An apt metaphor might be something like listening to a song on a car radio. You're driving around jamming to some great tunes (the signal) when suddenly there's a huge burst of static (the noise). You can still make out the song, but it's pretty indistinct and hard to tell it from the static. So even though the true effect size has not changed (it's the same song) the observed effect size (what you can make out) is a lot smaller because of the measurement error (the static).
HOW does/can greater measurement error reduce the size of the observed effect?
Error doesn't reduce the size of an observed effect. The effect will still remain the same with error included. What error does is artificially increase the size of the effect, so if you removed the error, then you would have a reduction in the effect. That is an important distinction because it explains why you don't want error...you can easily make a false attribution about an actual effect size being fairly large when in fact it is small and biased by a large amount of error.
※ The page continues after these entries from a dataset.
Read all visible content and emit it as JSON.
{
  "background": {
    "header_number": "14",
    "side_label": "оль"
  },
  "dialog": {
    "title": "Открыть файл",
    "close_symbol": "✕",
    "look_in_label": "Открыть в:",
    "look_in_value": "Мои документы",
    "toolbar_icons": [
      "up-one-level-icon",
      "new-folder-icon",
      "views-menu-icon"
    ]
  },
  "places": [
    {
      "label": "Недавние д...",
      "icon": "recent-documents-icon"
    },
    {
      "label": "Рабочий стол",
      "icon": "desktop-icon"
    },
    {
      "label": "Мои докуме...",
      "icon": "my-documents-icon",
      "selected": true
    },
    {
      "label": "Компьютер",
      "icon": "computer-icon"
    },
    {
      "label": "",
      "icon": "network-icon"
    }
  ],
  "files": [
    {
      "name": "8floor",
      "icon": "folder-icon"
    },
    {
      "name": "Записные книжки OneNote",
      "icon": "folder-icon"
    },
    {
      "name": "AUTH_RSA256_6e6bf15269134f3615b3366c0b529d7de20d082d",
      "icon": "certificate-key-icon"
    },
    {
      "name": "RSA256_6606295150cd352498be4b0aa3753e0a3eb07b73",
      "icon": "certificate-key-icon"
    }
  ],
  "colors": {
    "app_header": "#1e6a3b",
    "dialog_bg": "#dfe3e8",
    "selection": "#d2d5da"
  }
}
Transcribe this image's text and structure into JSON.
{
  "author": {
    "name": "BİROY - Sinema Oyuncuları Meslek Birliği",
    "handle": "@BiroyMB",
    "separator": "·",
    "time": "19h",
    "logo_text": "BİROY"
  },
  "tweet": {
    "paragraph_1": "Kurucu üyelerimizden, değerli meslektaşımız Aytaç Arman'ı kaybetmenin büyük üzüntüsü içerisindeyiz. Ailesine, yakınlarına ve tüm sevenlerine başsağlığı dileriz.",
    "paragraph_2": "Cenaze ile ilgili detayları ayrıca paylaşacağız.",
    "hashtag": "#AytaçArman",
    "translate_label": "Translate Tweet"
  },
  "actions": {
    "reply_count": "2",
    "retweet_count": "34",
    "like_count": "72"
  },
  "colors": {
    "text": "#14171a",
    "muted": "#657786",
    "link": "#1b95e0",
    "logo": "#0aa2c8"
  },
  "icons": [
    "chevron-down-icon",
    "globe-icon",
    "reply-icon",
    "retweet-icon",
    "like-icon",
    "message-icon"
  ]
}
Suppose we have a newly installed seismogram below, which attempts to record when the ground shakes.
The P Wave here is the first to be registered by a seismograph during an earthquake, as it travels more quickly, followed by an S Wave, which travels slower. This wave is fairly abnormal, so we think an earthquake has occurred nearby.
However, we later learn that the floor beneath the seismogram has had drilling from renovations during construction. Because of the heavy drilling, it causes detections in the seismograph that would otherwise be present. Yet we know from reports that there was in fact an earthquake. But we don't know the actual magnitude of the effect. So we would need to partial out this error in measurement somehow to understand how bad the earthquake actually was.
Using some detective work, we find other seismograms on average measured much lower P and S waves and overlay them on our earlier graph, with the red line being the waves recorded by other seismograms:
We can see that there is a considerable amount of error here in the original black lines. As the waves are not as strong as we had anticipated, much of the black line could be attributed to the effect of drilling from reconstruction and much less attributed to an actual earthquake. As stated earlier, this is why the effect will still remains high, but removing the error decreases the actual effect because there is less confounding influence on what we recorded.